The applicable statutory language is clear and unambiguous. It clearly means that gross income from mining includes the income from treatment processes, which must normally be applied to the mineral to obtain "the commercially marketable mineral product or products," that is, to obtain the first product which is commercially marketable. Here, that first product is burnt brick and tile.
See United States v. Cherokee Brick Tile Co., 5 Cir., 218 F.2d 424 and Townsend v. Hitchcock Corporation, 4 Cir., 232 F.2d 444, 446. Cf. Dragon Cement Co., Inc., v. United States, D.C.S.D.Me., 144 F. Supp. 188.

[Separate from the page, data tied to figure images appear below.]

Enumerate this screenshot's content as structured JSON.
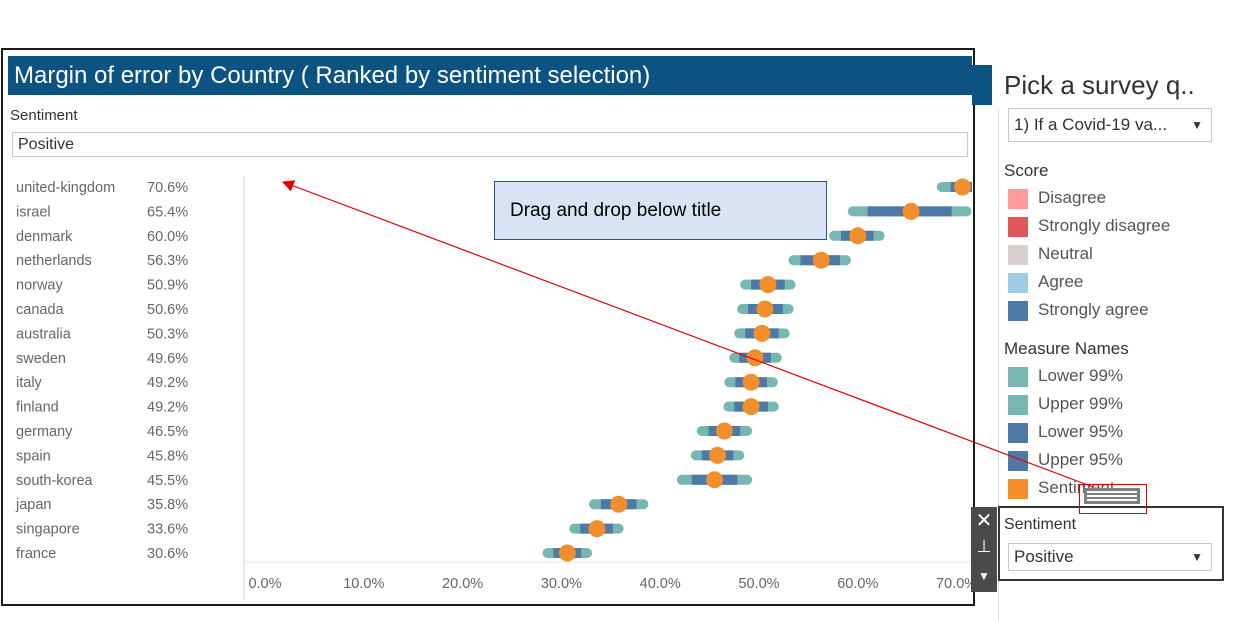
{
  "dashboard": {
    "title": "Margin of error by Country ( Ranked by sentiment selection)",
    "sentiment_label": "Sentiment",
    "sentiment_value": "Positive"
  },
  "callout": {
    "text": "Drag and drop below title"
  },
  "right_panel": {
    "title": "Pick a survey q..",
    "question_select": "1) If a Covid-19 va...",
    "score": {
      "heading": "Score",
      "items": [
        {
          "label": "Disagree",
          "color": "#ff9d9a"
        },
        {
          "label": "Strongly disagree",
          "color": "#e15759"
        },
        {
          "label": "Neutral",
          "color": "#d7d2cf"
        },
        {
          "label": "Agree",
          "color": "#a0cbe8"
        },
        {
          "label": "Strongly agree",
          "color": "#4e79a7"
        }
      ]
    },
    "measure_names": {
      "heading": "Measure Names",
      "items": [
        {
          "label": "Lower 99%",
          "color": "#76b7b2"
        },
        {
          "label": "Upper 99%",
          "color": "#76b7b2"
        },
        {
          "label": "Lower 95%",
          "color": "#4e79a7"
        },
        {
          "label": "Upper 95%",
          "color": "#4e79a7"
        },
        {
          "label": "Sentiment",
          "color": "#f28e2b"
        }
      ]
    },
    "sentiment_filter": {
      "label": "Sentiment",
      "value": "Positive"
    }
  },
  "icons": {
    "close": "close-icon",
    "pin": "pin-icon",
    "menu": "dropdown-arrow-icon",
    "grip": "drag-grip-icon"
  },
  "chart_data": {
    "type": "scatter",
    "xlim": [
      0,
      72
    ],
    "x_ticks": [
      "0.0%",
      "10.0%",
      "20.0%",
      "30.0%",
      "40.0%",
      "50.0%",
      "60.0%",
      "70.0%"
    ],
    "x_tick_values": [
      0,
      10,
      20,
      30,
      40,
      50,
      60,
      70
    ],
    "colors": {
      "ci99": "#76b7b2",
      "ci95": "#4e79a7",
      "point": "#f28e2b"
    },
    "countries": [
      {
        "name": "united-kingdom",
        "label": "70.6%",
        "value": 70.6,
        "ci99": [
          68.5,
          72.5
        ],
        "ci95": [
          69.4,
          71.8
        ]
      },
      {
        "name": "israel",
        "label": "65.4%",
        "value": 65.4,
        "ci99": [
          59.5,
          71.0
        ],
        "ci95": [
          61.0,
          69.5
        ]
      },
      {
        "name": "denmark",
        "label": "60.0%",
        "value": 60.0,
        "ci99": [
          57.6,
          62.2
        ],
        "ci95": [
          58.3,
          61.6
        ]
      },
      {
        "name": "netherlands",
        "label": "56.3%",
        "value": 56.3,
        "ci99": [
          53.5,
          58.8
        ],
        "ci95": [
          54.2,
          58.2
        ]
      },
      {
        "name": "norway",
        "label": "50.9%",
        "value": 50.9,
        "ci99": [
          48.6,
          53.2
        ],
        "ci95": [
          49.2,
          52.6
        ]
      },
      {
        "name": "canada",
        "label": "50.6%",
        "value": 50.6,
        "ci99": [
          48.3,
          53.0
        ],
        "ci95": [
          48.9,
          52.4
        ]
      },
      {
        "name": "australia",
        "label": "50.3%",
        "value": 50.3,
        "ci99": [
          48.0,
          52.6
        ],
        "ci95": [
          48.6,
          52.0
        ]
      },
      {
        "name": "sweden",
        "label": "49.6%",
        "value": 49.6,
        "ci99": [
          47.5,
          51.8
        ],
        "ci95": [
          48.0,
          51.2
        ]
      },
      {
        "name": "italy",
        "label": "49.2%",
        "value": 49.2,
        "ci99": [
          47.0,
          51.4
        ],
        "ci95": [
          47.6,
          50.8
        ]
      },
      {
        "name": "finland",
        "label": "49.2%",
        "value": 49.2,
        "ci99": [
          46.9,
          51.5
        ],
        "ci95": [
          47.5,
          50.9
        ]
      },
      {
        "name": "germany",
        "label": "46.5%",
        "value": 46.5,
        "ci99": [
          44.2,
          48.8
        ],
        "ci95": [
          44.9,
          48.1
        ]
      },
      {
        "name": "spain",
        "label": "45.8%",
        "value": 45.8,
        "ci99": [
          43.6,
          48.0
        ],
        "ci95": [
          44.2,
          47.4
        ]
      },
      {
        "name": "south-korea",
        "label": "45.5%",
        "value": 45.5,
        "ci99": [
          42.2,
          48.8
        ],
        "ci95": [
          43.2,
          47.8
        ]
      },
      {
        "name": "japan",
        "label": "35.8%",
        "value": 35.8,
        "ci99": [
          33.3,
          38.3
        ],
        "ci95": [
          34.0,
          37.6
        ]
      },
      {
        "name": "singapore",
        "label": "33.6%",
        "value": 33.6,
        "ci99": [
          31.3,
          35.8
        ],
        "ci95": [
          31.9,
          35.2
        ]
      },
      {
        "name": "france",
        "label": "30.6%",
        "value": 30.6,
        "ci99": [
          28.6,
          32.6
        ],
        "ci95": [
          29.2,
          32.0
        ]
      }
    ]
  }
}
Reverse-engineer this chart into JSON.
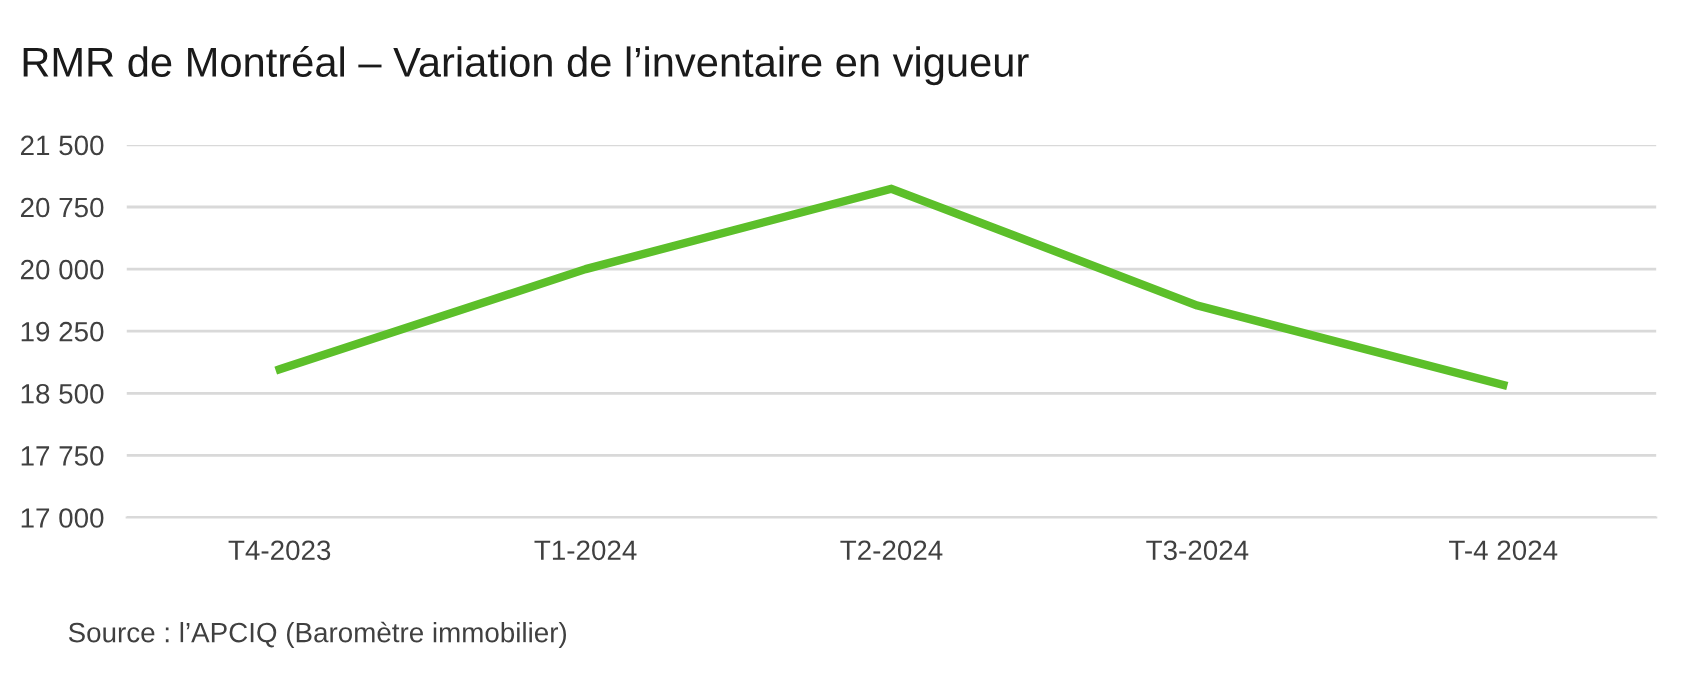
{
  "chart_data": {
    "type": "line",
    "title": "RMR de Montréal – Variation de l’inventaire en vigueur",
    "categories": [
      "T4-2023",
      "T1-2024",
      "T2-2024",
      "T3-2024",
      "T-4 2024"
    ],
    "series": [
      {
        "color": "#5cbf2a",
        "values": [
          18790,
          20000,
          20970,
          19560,
          18600
        ]
      }
    ],
    "ylim": [
      17000,
      21500
    ],
    "yticks": [
      {
        "value": 17000,
        "label": "17 000"
      },
      {
        "value": 17750,
        "label": "17 750"
      },
      {
        "value": 18500,
        "label": "18 500"
      },
      {
        "value": 19250,
        "label": "19 250"
      },
      {
        "value": 20000,
        "label": "20 000"
      },
      {
        "value": 20750,
        "label": "20 750"
      },
      {
        "value": 21500,
        "label": "21 500"
      }
    ],
    "grid": "y",
    "legend": false,
    "marker": "none",
    "line_style": "solid",
    "annotations": [
      "Source : l’APCIQ (Baromètre immobilier)"
    ]
  }
}
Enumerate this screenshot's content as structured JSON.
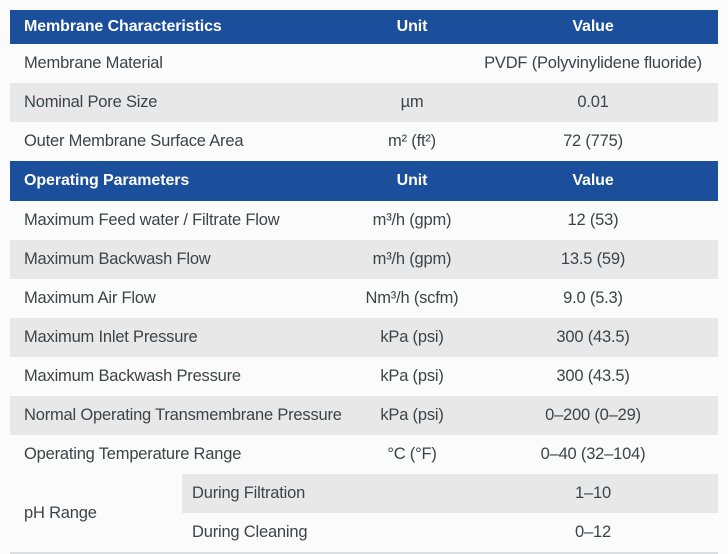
{
  "colors": {
    "header_bg": "#1b4e9b",
    "header_text": "#ffffff",
    "shaded_row_bg": "#e8e8e8",
    "body_text": "#3e4347",
    "bottom_rule": "#dcdde0",
    "page_bg": "#fbfbfb"
  },
  "table": {
    "sections": [
      {
        "header": {
          "title": "Membrane Characteristics",
          "unit": "Unit",
          "value": "Value"
        },
        "rows": [
          {
            "label": "Membrane Material",
            "unit": "",
            "value": "PVDF (Polyvinylidene fluoride)"
          },
          {
            "label": "Nominal Pore Size",
            "unit": "µm",
            "value": "0.01"
          },
          {
            "label": "Outer Membrane Surface Area",
            "unit": "m² (ft²)",
            "value": "72 (775)"
          }
        ]
      },
      {
        "header": {
          "title": "Operating Parameters",
          "unit": "Unit",
          "value": "Value"
        },
        "rows": [
          {
            "label": "Maximum Feed water / Filtrate Flow",
            "unit": "m³/h (gpm)",
            "value": "12 (53)"
          },
          {
            "label": "Maximum Backwash Flow",
            "unit": "m³/h (gpm)",
            "value": "13.5 (59)"
          },
          {
            "label": "Maximum Air Flow",
            "unit": "Nm³/h (scfm)",
            "value": "9.0 (5.3)"
          },
          {
            "label": "Maximum Inlet Pressure",
            "unit": "kPa (psi)",
            "value": "300 (43.5)"
          },
          {
            "label": "Maximum Backwash Pressure",
            "unit": "kPa (psi)",
            "value": "300 (43.5)"
          },
          {
            "label": "Normal Operating Transmembrane Pressure",
            "unit": "kPa (psi)",
            "value": "0–200 (0–29)"
          },
          {
            "label": "Operating Temperature Range",
            "unit": "°C (°F)",
            "value": "0–40 (32–104)"
          }
        ]
      }
    ],
    "ph_group": {
      "label": "pH Range",
      "rows": [
        {
          "label": "During Filtration",
          "value": "1–10"
        },
        {
          "label": "During Cleaning",
          "value": "0–12"
        }
      ]
    }
  }
}
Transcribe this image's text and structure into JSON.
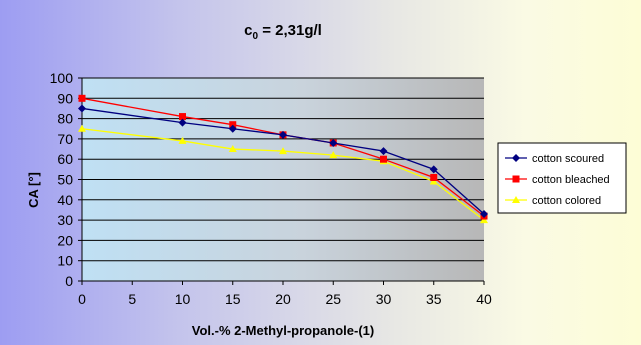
{
  "chart_data": {
    "type": "line",
    "title_main": "c",
    "title_sub": "0",
    "title_rest": " = 2,31g/l",
    "xlabel": "Vol.-% 2-Methyl-propanole-(1)",
    "ylabel": "CA [°]",
    "x": [
      0,
      10,
      15,
      20,
      25,
      30,
      35,
      40
    ],
    "xticks": [
      0,
      5,
      10,
      15,
      20,
      25,
      30,
      35,
      40
    ],
    "xticklabels": [
      "0",
      "5",
      "10",
      "15",
      "20",
      "25",
      "30",
      "35",
      "40"
    ],
    "yticks": [
      0,
      10,
      20,
      30,
      40,
      50,
      60,
      70,
      80,
      90,
      100
    ],
    "yticklabels": [
      "0",
      "10",
      "20",
      "30",
      "40",
      "50",
      "60",
      "70",
      "80",
      "90",
      "100"
    ],
    "xlim": [
      0,
      40
    ],
    "ylim": [
      0,
      100
    ],
    "grid": "horizontal",
    "legend_position": "right",
    "series": [
      {
        "name": "cotton scoured",
        "color": "#000080",
        "marker": "diamond",
        "values": [
          85,
          78,
          75,
          72,
          68,
          64,
          55,
          33
        ]
      },
      {
        "name": "cotton bleached",
        "color": "#ff0000",
        "marker": "square",
        "values": [
          90,
          81,
          77,
          72,
          68,
          60,
          51,
          32
        ]
      },
      {
        "name": "cotton colored",
        "color": "#ffff00",
        "marker": "triangle",
        "values": [
          75,
          69,
          65,
          64,
          62,
          59,
          49,
          30
        ]
      }
    ]
  }
}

The phrase "and ores" in that portion of § 114(b), supra, dealing with specific processes, does not embrace clay. Ore is a material containing valuable metallic constituents which are extractable therefrom. Brick and tile clay, such as is involved in the instant case, contains no valuable metallic constituent which can be extracted therefrom.
Accordingly, the judgment is affirmed.